This week, we excitedly clicked open the press release revealing the top-line findings from the 13th annual Metlife Employee Benefits Trends Study to see what interesting data the thought leader had for us this year. (We are benefits geeks, and don’t care who knows it.)
This year’s headline revealed that employers that offer 11 or more benefits—no word on which 11 are best—are most successful at being considered an employer of choice, and gaining a recommendation from their employees as a great place to work. At companies with no benefits, 46% of employees would call their company a great place to work; that number climbs to 53% when a company provides up to five benefits, and 66% when a company provides 11 or more benefits.
While we’d never stand in the way of a company that wanted to offer a benefits buffet to its workforce, those aren’t the numbers that intrigue us the most from this year’s Metlife data.
Rather, we zeroed in on the fact that more than half of employees (55%) say their company’s benefits communication doesn’t help them understand how they would pay for specific services or educate them on their benefits options. Another 49% are specifically experiencing financial stress and are looking to their employer for help using their benefits to achieve financial security.

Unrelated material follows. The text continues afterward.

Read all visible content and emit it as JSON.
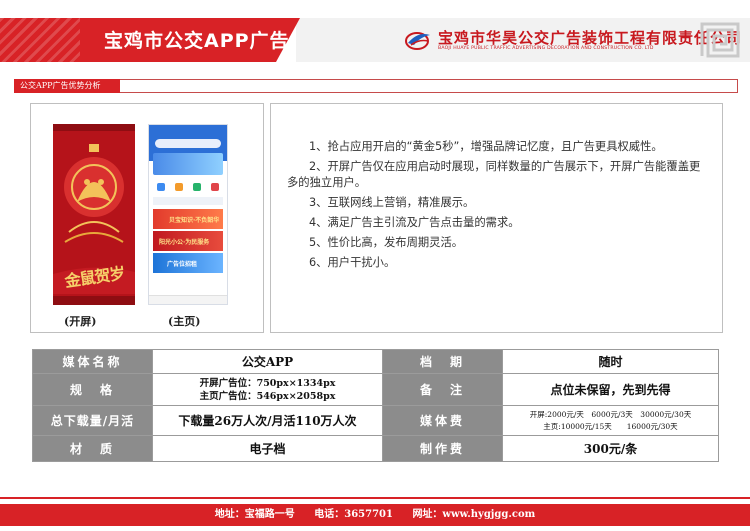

This is like giving a person who’s never driven before the keys to a new Audi. All the benefits in the world—whether 11 or 111—don’t replace effective communication that teaches employees what benefits are available to them, how those plans/programs are uniquely relevant to their lives, and offers tools to use those plans/programs in the best way.
Our research tells us that the most successful companies communicate year-round, maximize online communication and leverage free and/or low-cost tools from other industry experts. If an employer is offering 11+ benefits, they surely want a big return on that investment beyond positive word of mouth. Implementing these three steps with communication provides bottom-line results that dovetail perfectly with a “great place to work” distinction.